I should probably just go read Goose's code…
laichzeit0
10 days ago
The LLM returns a message called ToolMessage which then describes which function to call and the parameters (you register these functions/tools as part of the initialisation step, like when you pass it temperature, or whatever other options your LLM allows you to set). So think of it as instead of steaming back text, it’s streaming back text to tell you “please call this function with these args” and you can do with that what you want. Ideally you’d call that function and then give the output back to the LLM. Nothing magic really.
medbrane
11 days ago
That's dependent on the particular LLM one uses.

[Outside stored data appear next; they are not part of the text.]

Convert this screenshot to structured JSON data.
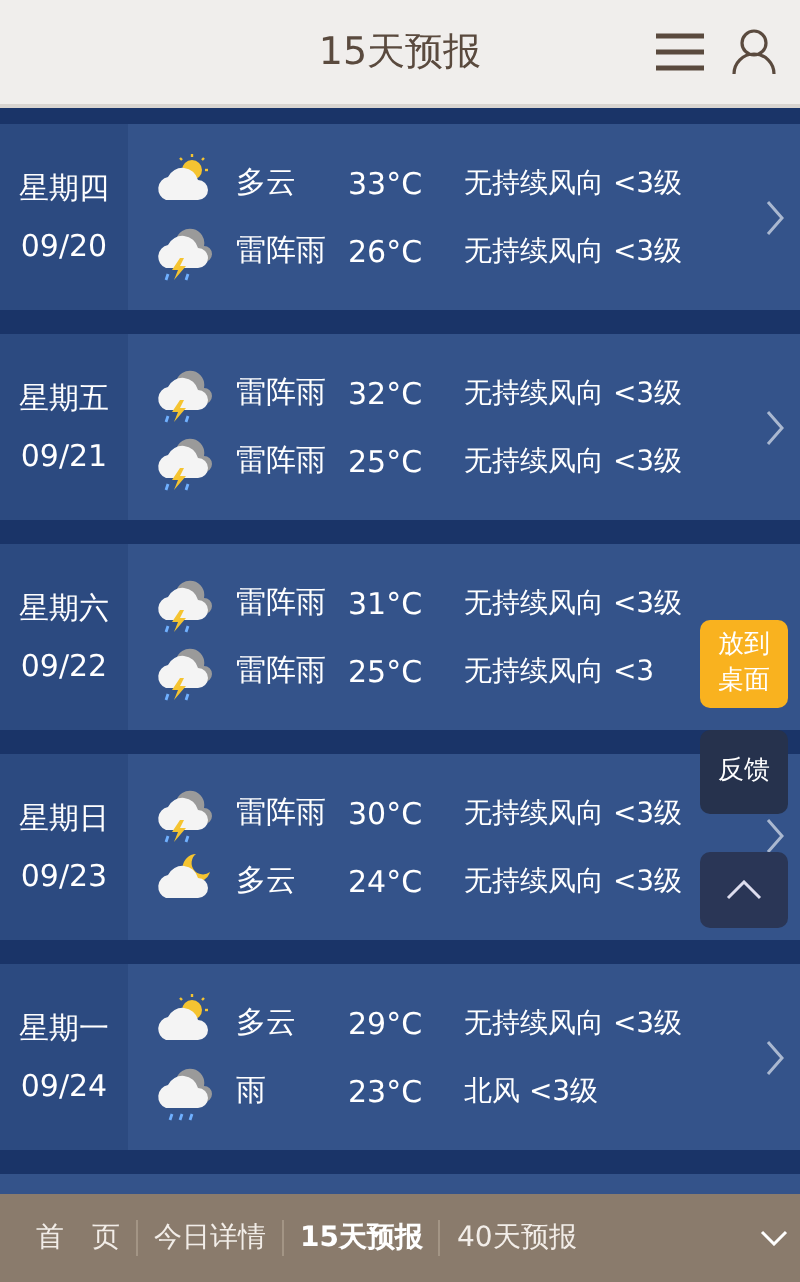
{
  "header": {
    "title": "15天预报"
  },
  "days": [
    {
      "weekday": "星期四",
      "date": "09/20",
      "periods": [
        {
          "kind": "cloud-sun",
          "condition": "多云",
          "temp": "33°C",
          "wind": "无持续风向 <3级"
        },
        {
          "kind": "thunder",
          "condition": "雷阵雨",
          "temp": "26°C",
          "wind": "无持续风向 <3级"
        }
      ]
    },
    {
      "weekday": "星期五",
      "date": "09/21",
      "periods": [
        {
          "kind": "thunder",
          "condition": "雷阵雨",
          "temp": "32°C",
          "wind": "无持续风向 <3级"
        },
        {
          "kind": "thunder",
          "condition": "雷阵雨",
          "temp": "25°C",
          "wind": "无持续风向 <3级"
        }
      ]
    },
    {
      "weekday": "星期六",
      "date": "09/22",
      "chevron": false,
      "periods": [
        {
          "kind": "thunder",
          "condition": "雷阵雨",
          "temp": "31°C",
          "wind": "无持续风向 <3级"
        },
        {
          "kind": "thunder",
          "condition": "雷阵雨",
          "temp": "25°C",
          "wind": "无持续风向 <3"
        }
      ]
    },
    {
      "weekday": "星期日",
      "date": "09/23",
      "periods": [
        {
          "kind": "thunder",
          "condition": "雷阵雨",
          "temp": "30°C",
          "wind": "无持续风向 <3级"
        },
        {
          "kind": "cloud-moon",
          "condition": "多云",
          "temp": "24°C",
          "wind": "无持续风向 <3级"
        }
      ]
    },
    {
      "weekday": "星期一",
      "date": "09/24",
      "periods": [
        {
          "kind": "cloud-sun",
          "condition": "多云",
          "temp": "29°C",
          "wind": "无持续风向 <3级"
        },
        {
          "kind": "rain",
          "condition": "雨",
          "temp": "23°C",
          "wind": "北风 <3级"
        }
      ]
    }
  ],
  "floating": {
    "pin": "放到桌面",
    "feedback": "反馈"
  },
  "nav": [
    {
      "label": "首　页",
      "selected": false
    },
    {
      "label": "今日详情",
      "selected": false
    },
    {
      "label": "15天预报",
      "selected": true
    },
    {
      "label": "40天预报",
      "selected": false
    }
  ]
}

But it can be a json with the tool name and the payload for the tool.
TS_Posts
8 days ago
Hi there! If you load the CLI demo in the github repo (https://github.com/google/A2A/tree/main/samples/python/hosts...) you can see what the A2A servers are returning. Take a look!
ycombinatrix
10 days ago
>the endorsements at the end somehow made this seem worse
holy cow you weren't kidding. legit the last people i would trust with software development.